As she watched him go to retrieve his robe from the lounger, she had a sudden yearning to go home. The shine had gone from the day and she didn’t know how she was going to get through the rest of it. But she was afraid to ask, because she knew where that would lead and she didn’t want to go there. He’d be hurt, and she’d seem unreasonable, and they wouldn’t be able to understand each other’s points of view and it would get horribly messy. It might even be their first full argument. It might even be the beginning of the end. Despite this, she cared for Heath and she didn’t want to lose him before they’d even had a chance. No matter what it took, she had to make this right somehow.

She climbed the steps to get her own robe, a sudden chill and goosebumps on her dripping skin. Heath watched her, his own robe now wrapped around him. As she pulled hers on too, he reached for her.

‘Listen…I’m sorry. I should have told you.’

‘It doesn’t matter?—’

‘I can see it does. I didn’t think it was a big deal but I was wrong. I only brought you here because I knew it was a nice place and I knew you’d like it. I should have searched for somewhere else.’
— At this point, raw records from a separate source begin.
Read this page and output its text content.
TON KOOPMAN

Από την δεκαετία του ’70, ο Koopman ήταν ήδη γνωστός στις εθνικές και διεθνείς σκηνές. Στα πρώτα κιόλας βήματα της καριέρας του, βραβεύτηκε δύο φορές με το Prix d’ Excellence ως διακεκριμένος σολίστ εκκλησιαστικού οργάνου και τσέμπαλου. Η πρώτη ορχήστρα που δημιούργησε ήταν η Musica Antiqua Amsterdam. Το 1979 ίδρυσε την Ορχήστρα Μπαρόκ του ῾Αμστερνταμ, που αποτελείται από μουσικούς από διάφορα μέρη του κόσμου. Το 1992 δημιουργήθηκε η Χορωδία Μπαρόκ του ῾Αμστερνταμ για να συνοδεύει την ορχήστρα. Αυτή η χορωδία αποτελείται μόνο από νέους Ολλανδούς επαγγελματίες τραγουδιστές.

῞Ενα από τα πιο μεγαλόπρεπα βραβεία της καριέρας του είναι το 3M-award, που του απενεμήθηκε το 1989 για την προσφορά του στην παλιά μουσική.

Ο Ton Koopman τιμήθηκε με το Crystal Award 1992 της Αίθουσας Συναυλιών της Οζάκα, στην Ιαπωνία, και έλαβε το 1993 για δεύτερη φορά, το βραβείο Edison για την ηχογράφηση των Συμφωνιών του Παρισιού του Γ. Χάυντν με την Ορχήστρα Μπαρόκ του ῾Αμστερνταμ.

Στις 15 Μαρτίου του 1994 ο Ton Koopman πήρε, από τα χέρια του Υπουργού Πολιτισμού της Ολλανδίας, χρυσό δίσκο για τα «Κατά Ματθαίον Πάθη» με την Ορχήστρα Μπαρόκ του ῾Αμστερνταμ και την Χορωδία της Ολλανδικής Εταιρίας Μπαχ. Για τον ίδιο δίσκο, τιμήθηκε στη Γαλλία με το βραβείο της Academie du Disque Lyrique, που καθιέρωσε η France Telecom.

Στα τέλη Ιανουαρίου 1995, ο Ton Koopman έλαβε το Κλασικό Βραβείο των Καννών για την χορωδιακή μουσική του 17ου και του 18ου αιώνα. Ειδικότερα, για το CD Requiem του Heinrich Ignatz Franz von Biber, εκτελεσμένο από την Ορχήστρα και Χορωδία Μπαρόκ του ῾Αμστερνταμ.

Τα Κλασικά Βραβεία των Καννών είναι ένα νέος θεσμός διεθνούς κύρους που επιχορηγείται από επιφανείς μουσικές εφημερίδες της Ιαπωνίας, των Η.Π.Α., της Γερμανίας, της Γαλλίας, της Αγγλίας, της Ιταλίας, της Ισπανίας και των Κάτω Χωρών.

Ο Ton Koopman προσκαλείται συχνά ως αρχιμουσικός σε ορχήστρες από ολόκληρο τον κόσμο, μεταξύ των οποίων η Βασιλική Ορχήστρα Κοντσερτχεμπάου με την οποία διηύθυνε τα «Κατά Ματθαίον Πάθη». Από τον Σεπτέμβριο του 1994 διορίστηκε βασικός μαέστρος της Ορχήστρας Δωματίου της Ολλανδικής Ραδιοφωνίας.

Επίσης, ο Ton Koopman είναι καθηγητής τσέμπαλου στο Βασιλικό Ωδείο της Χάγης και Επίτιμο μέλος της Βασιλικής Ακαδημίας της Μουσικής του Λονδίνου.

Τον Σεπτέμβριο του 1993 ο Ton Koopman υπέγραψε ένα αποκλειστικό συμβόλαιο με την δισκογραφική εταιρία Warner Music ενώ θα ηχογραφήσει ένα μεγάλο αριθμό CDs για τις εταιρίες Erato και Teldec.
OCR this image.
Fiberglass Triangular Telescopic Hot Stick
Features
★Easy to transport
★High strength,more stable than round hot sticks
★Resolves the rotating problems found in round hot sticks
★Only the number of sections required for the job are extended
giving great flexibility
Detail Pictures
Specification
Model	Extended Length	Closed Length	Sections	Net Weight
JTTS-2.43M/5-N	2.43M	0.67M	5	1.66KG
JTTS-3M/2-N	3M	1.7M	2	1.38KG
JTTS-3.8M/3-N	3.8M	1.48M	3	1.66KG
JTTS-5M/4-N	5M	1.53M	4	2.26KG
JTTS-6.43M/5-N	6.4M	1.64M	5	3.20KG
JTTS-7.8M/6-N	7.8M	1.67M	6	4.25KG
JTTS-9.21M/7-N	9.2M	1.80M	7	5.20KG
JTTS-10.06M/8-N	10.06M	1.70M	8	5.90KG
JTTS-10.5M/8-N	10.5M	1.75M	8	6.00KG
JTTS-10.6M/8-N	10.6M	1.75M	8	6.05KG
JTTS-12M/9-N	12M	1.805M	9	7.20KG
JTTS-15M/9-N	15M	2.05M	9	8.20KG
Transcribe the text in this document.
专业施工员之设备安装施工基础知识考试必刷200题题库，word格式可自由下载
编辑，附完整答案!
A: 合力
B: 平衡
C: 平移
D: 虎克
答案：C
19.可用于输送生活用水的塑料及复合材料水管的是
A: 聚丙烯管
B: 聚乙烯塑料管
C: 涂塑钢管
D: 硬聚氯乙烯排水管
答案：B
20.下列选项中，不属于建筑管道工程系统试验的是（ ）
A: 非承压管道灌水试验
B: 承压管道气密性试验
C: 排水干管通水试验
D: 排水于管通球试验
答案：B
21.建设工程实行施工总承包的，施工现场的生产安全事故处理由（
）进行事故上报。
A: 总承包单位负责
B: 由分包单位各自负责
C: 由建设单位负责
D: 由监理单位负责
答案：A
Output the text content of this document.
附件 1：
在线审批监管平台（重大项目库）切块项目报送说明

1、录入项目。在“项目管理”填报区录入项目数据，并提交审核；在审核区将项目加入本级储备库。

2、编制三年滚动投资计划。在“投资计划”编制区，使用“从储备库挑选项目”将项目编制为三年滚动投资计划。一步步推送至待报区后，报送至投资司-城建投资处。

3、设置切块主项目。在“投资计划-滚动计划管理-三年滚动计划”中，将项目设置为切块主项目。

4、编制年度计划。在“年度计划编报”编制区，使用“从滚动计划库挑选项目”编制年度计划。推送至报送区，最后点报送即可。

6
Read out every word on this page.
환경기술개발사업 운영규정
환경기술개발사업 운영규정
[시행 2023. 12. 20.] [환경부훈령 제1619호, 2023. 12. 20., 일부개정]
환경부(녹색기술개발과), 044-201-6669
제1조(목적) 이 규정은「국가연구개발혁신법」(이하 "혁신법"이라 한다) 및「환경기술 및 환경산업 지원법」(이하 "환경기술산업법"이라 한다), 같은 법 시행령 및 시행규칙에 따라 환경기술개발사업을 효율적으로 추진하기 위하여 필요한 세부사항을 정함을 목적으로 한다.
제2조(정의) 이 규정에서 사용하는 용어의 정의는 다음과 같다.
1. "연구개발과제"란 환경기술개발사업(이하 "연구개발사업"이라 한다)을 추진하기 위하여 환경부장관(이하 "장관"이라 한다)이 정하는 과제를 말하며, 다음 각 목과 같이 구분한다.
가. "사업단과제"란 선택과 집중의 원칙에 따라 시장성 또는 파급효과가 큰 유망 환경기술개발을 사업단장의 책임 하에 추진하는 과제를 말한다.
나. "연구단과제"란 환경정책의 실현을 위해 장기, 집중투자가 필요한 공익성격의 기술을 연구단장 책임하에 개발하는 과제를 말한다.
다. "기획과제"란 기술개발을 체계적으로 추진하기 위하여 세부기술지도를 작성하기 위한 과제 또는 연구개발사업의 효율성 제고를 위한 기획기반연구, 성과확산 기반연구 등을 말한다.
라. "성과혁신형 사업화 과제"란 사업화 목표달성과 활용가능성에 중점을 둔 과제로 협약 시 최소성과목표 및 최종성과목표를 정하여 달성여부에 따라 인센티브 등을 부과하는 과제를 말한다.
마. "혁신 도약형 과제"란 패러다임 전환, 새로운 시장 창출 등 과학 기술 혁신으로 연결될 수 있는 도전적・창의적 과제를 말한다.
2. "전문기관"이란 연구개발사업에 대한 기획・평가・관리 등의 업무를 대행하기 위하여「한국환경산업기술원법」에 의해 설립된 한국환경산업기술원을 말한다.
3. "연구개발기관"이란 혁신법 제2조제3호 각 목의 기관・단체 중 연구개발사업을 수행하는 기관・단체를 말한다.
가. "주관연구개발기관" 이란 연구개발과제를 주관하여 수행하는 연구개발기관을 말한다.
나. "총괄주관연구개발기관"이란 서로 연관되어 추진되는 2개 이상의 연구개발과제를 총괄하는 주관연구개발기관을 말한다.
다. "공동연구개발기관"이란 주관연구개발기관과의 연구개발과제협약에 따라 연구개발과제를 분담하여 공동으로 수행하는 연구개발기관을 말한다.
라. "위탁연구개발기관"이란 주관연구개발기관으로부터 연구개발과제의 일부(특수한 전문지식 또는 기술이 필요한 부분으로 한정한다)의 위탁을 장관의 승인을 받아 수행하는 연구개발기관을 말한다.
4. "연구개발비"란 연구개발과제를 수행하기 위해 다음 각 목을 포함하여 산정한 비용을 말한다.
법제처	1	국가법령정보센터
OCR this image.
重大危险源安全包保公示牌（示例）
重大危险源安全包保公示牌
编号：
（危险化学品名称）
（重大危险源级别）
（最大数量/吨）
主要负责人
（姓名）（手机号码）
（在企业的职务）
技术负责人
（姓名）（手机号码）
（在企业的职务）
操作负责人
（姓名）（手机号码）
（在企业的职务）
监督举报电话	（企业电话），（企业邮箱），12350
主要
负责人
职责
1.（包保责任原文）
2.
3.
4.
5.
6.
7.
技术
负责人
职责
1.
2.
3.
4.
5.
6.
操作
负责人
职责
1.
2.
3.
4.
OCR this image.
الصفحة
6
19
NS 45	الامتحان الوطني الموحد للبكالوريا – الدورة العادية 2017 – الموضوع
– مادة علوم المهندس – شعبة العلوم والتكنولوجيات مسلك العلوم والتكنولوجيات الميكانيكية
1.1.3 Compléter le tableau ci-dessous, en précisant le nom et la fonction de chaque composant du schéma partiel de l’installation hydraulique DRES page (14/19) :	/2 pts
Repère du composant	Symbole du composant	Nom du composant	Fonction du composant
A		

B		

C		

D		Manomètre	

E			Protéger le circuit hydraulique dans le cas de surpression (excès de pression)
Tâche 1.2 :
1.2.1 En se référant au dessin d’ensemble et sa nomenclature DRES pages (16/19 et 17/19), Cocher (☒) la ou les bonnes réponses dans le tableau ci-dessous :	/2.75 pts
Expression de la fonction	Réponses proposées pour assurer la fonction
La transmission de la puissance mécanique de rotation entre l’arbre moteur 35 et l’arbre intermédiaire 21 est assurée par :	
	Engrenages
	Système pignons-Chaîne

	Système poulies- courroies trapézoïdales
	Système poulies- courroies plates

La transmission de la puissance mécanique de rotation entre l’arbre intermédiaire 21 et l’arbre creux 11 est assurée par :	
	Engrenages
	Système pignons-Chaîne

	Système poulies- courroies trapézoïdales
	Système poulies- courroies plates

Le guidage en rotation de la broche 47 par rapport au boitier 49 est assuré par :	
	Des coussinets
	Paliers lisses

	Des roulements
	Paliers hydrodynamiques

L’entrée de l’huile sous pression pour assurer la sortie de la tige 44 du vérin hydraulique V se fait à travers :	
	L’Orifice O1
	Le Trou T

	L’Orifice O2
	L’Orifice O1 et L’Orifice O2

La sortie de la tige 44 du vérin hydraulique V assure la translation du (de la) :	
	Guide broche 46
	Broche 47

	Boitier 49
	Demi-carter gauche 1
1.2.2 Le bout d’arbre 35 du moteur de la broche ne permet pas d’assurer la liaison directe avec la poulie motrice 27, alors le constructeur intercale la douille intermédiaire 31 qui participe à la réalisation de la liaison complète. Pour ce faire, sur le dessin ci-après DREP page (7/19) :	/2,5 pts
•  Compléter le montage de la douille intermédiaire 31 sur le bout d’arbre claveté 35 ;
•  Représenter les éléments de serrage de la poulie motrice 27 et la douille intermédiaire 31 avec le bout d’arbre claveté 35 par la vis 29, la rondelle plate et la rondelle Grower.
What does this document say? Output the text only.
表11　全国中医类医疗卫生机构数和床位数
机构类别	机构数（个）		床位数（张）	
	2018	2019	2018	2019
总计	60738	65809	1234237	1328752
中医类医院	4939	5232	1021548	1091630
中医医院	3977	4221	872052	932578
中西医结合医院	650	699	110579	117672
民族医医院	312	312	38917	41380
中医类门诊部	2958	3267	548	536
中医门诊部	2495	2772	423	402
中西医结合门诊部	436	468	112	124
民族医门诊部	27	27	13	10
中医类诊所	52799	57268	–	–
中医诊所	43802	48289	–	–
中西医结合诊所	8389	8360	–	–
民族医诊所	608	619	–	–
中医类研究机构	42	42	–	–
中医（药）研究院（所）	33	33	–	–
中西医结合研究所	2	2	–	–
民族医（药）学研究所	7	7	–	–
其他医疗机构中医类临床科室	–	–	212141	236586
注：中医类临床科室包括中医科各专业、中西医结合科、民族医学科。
‘It’s lovely…’ Ottilie was shivering.

‘You’re cold?’ He frowned.

‘I’m fine. Must be all the in and out of the water and whatnot.’

He pulled her into an embrace, her cheek pressed against the softness of his robe. It smelled of the outdoors, though Ottilie suspected that was the soap powder because there was a faint tinge of the unnatural about it, not like when she dried washing on her line in her little garden in Thimblebury, where it was all fresh air and mountains.

‘Forgive me?’

‘There’s nothing to forgive.’

‘Why do I feel as if that’s not true?’

‘I’m sorry.’

‘You have nothing to be sorry for. I’m the idiot. It never occurred to me until now that it might even be an issue me coming here with Mila.’

‘That only makes me feel worse.’ Ottilie looked up at him. ‘It makes me feel stupid for my reaction, like it’s totally out of proportion. If it didn’t even occur to you then that means I overreacted to something that meant nothing.’

‘You didn’t!’ He let out a sigh. ‘Ottilie, if it matters to you then it matters. I should have seen it – I’m the stupid one, not you.’

‘If I ask you something, promise it won’t…’ Ottilie shook her head. ‘Never mind.’

‘What? You can’t start that conversation and then just drop it.’

‘I can because it’s silly, and I already know the answer.’

‘What did I just say? If it matters to you then it matters. That applies to anything, no matter how small or silly you’re afraid it might be. So ask me.’

‘I don’t want to. It’s insulting and you’d have every right to be annoyed. I’d rather leave it.’

He bent to kiss her again. There was no lust this time, only confusion and worry and sadness and an attempt to reassure her that he clearly wasn’t convinced he could pull off. All the sudden uncertainty and doubt they now both felt was in that kiss. It was almost a kiss to gauge her reaction, to see how far she was willing to forgive the huge mistake he must have now felt he’d made. Ottilie had done that, and in the kiss she offered in return there was remorse.